Основные противопаркинсонические средства (ППС)
Вещества, активирующие дофаминергические влияния. Предшественники дофамина
В основе патогенеза болезни Паркинсона лежит дегенерация дофаминовых нейронов черной субстанции, и, как следствие, снижение концентрации дофамина в стриатуме. В целях её восстановления учеными было предложено вводить в организм извне недостающее количество дофамина в качестве лекарственного препарата. Однако сам по себе дофамин не способен проходить через ГЭБ, поэтому в организм вводится его предшественник- L-ДОФА (диоксифенилаланин), или иначе леводопа.
По поступлении в организм леводопа быстро всасывается из желудочно-кишечного тракта посредством механизма активного транспорта.

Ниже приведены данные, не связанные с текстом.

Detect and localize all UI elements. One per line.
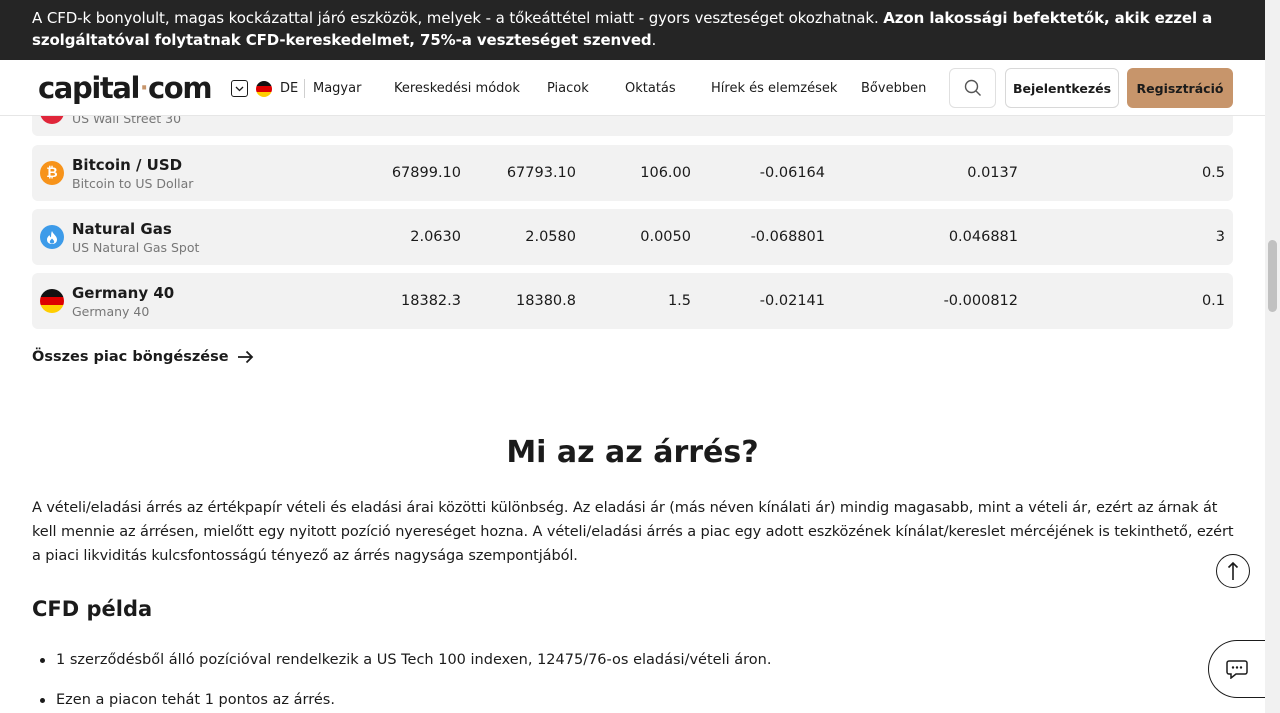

Максимальный уровень препарата в плазме крови отмечается через 1-2 ч. после приема внутрь, время полувыведения составляет 1-3 ч. Через 8 ч. около 60% от введенной дозы выделяется с мочой в виде метаболитов. Основными метаболитами леводопы являются 3-метокси-4-гидроксифенилуксусная (гомованилиновая) кислота и дигидроксифенилуксусная кислота. Лечебный эффект реализуется следующим образом: после преодоления ГЭБ, леводопа захватывается окончаниями сохранившихся нигростриарных нейронов и, подвергаясь в них декарбоксилированию, превращается в дофамин, который накапливается в пресинаптических пузырьках и ритмично выделяется в синаптическую щель, поддерживая адекватное функциональное состояние стриарных нейронов. Однако леводопа может подвергаться декарбоксилированию и на периферии (в ЖКТ, эндотелий кровеносных сосудов). В этом случае терапия может оказаться неэффективной. Во-первых, превращение предшественника в дофамин происходит уже на периферии, а дофамин, как мы знаем, не может пройти через ГЭБ и достичь нейронов черной субстанции. Во-вторых, присутствие дофамина в общем кровотоке вызывает целый ряд нежелательных побочных эффектов, таких как тошнота, отсутствие аппетита, рвота, развивающихся вследствие стимуляции хеморецепторов пусковой зоны рвотного центра, расположенного в продолговатом мозге и не защищенного гематоэнцефалическим барьером.
Именно поэтому в состав современных препаратов стали включать комбинацию леводопы с ингибитором периферической ДОФА-декарбоксилазы, который блокирует ее метаболизм в периферической ткани, что позволяет значительно уменьшить дозу леводопы и снизить вероятность ее побочных эффектов (на сегодняшний день «чистая» леводопа, без ингибитора, уже практически не применяется). Наиболее распространены такие ингибиторы ДОФА-декарбоксилазы, как карбидопа и бенсеразид. Надежная блокада периферического метаболизма леводопы возможна лишь в том случае, когда доза ингибитора превышает 75-100 мг/сут., поэтому в начале лечения при использовании малых доз препарата выгоднее применять средства с высоким содержанием ингибитора (например, мадопар 125). В противном случае чаще возникают побочные действия, а эффект может оказаться менее выраженным.
Существуют два типа препаратов леводопы, в зависимости от того, с каким ингибитором она комбинируется. Во-первых, препараты, содержащие комбинацию леводопы с карбидопой (синемет, наком, тидомет); во-вторых, препараты, в которых леводопа сочетается с бенсеразидом (мадопар).
Противопаркинсонический потенциал этих препаратов в эквивалентных по леводопе дозах примерно одинаков. При переходе с одного препарата леводопы на другой (например, с накома на мадопар или наоборот) нужно учитывать содержание леводопы в таблетке (например, 3 таблетки накома по содержанию леводопы эквивалентны 33/4 таблеткам мадопара 250).
Препараты леводопы остаются наиболее эффективным противопаркинсоническим средством, «золотым стандартом» лечения болезни Паркинсона. У подавляющего большинства больных с БП даже умеренные дозы леводопы вызывают драматическое уменьшение основных симптомов. Препарат остается эффективным в течение всего срока заболевания, но со временем его дозу приходится повышать. Однако леводопа мало влияет на выраженность так называемых аксиальных симптомов (дизартрия, дисфагия, постуральная неустойчивость), а также психические и вегетативные нарушения, которые на фоне лечения продолжают неуклонно ухудшаться. Более того, спустя несколько лет после начала приема леводопы у 75-80% больных реакция на препарат изменяется - появляются колебания двигательной активности (моторные флуктуации) и избыточная двигательная активность (дискинезии), которые являются одним из основных источников инвалидизации больных.